Thursday, February 28, 2013

Code for America

Jennifer Pahlka leads Code for America, which she calls something like a Teach for America or Peace Corp for geeks. The organization pairs techies, coders, designers and data wranglers with municipal governments to build apps that help connect citizens with public services and with each other.

The project starts with the premise that both technology and government are platforms for collective action. In that light, updating government's traditionally lagging approach to digital technology might have a big impact in terms of engagement with grassroots community projects.

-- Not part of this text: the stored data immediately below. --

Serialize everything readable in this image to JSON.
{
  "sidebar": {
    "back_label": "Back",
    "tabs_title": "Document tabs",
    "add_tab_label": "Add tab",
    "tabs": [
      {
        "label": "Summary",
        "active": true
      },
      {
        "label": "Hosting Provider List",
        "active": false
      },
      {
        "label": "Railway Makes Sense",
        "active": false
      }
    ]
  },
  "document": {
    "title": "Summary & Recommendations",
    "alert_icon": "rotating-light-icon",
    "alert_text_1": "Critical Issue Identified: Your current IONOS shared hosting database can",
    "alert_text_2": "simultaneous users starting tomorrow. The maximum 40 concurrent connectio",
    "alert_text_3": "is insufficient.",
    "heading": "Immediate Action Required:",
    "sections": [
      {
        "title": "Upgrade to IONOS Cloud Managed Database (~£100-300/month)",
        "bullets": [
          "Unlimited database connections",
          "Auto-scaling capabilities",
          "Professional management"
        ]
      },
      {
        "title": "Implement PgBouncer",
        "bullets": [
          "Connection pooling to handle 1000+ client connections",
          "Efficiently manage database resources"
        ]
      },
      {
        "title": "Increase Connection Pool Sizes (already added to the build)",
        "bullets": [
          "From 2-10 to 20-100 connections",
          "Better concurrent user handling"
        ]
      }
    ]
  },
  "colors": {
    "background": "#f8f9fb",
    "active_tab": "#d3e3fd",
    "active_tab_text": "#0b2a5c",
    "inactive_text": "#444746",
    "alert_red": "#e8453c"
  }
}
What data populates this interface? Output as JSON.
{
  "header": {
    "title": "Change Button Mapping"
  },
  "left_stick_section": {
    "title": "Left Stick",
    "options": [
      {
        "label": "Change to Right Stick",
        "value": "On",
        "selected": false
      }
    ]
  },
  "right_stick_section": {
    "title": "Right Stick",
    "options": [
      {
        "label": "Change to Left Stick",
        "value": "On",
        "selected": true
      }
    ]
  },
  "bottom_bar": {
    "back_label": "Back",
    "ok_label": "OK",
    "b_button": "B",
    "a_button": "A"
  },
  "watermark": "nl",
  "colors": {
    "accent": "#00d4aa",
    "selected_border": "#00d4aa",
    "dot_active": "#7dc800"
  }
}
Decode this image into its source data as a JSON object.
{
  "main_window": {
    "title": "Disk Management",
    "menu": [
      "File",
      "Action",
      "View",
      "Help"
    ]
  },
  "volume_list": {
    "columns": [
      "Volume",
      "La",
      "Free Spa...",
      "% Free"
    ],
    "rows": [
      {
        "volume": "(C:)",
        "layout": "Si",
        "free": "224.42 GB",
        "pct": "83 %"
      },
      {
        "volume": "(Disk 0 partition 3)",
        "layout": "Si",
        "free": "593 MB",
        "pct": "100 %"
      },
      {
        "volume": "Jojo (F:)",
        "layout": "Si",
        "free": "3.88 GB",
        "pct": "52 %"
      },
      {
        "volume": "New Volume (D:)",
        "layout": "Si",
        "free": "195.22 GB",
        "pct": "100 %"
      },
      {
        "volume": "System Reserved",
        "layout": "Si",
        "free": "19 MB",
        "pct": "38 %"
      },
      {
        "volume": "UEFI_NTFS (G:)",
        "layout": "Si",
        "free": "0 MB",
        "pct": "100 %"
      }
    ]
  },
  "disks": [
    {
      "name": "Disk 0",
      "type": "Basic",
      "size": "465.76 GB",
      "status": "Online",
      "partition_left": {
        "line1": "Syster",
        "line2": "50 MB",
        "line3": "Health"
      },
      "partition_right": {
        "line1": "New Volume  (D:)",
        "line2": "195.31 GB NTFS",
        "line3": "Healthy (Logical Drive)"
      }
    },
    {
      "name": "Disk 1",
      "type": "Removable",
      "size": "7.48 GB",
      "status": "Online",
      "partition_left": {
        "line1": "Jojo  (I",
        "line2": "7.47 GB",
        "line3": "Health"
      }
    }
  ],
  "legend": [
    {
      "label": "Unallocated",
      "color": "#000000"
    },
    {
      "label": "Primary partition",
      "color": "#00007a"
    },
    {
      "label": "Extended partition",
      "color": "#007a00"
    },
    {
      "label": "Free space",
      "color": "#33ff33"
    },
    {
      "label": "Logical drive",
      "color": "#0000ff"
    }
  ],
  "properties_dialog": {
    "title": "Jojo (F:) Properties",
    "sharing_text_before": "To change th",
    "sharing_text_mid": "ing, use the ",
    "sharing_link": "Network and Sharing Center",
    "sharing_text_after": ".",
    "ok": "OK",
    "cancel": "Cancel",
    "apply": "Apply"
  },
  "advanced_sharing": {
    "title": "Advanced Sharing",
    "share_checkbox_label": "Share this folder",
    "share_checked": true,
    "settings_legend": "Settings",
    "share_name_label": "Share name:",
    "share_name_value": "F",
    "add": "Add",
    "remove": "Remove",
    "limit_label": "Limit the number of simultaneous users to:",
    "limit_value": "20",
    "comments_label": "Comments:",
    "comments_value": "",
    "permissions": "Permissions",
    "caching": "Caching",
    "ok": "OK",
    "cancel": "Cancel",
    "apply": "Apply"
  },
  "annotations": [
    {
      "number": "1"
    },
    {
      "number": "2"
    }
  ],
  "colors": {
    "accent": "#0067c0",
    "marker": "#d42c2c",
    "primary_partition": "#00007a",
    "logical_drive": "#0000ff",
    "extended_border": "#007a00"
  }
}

The hope is that government can learn a few tricks from Internet and start-up culture - being permissionless and open, crowd-sourcing. Pahlka spoke at the conference Strata yesterday on helping government become more data-driven (Moneyballing Government).

Code for America seems to like trying lots of quick experimental projects to see what sticks. Some of these include:

Rebooting government

Politics may be broken beyond any individuals ability to fix. technology can lower the barrier to entry letting more people lend a hand to help the day-to-day business of government run better. In Pahlka's vision, this involves setting aside politics and contempt for bureaucracy and realizing that we are not just consumers of public services. By using our hands rather than our voices, we end up strengthening civil society.

Our contempt for bureaucracy keeps bureaucracy working against us. Maybe it's better to occupy the SEC than Wall Street.

She concludes her 2012 TED talk Coding a better government with the observation that “We're not going to fix government until we fix citizenship.” and asks, “Are we just a crowd of voices, or are we a crowd of hands?”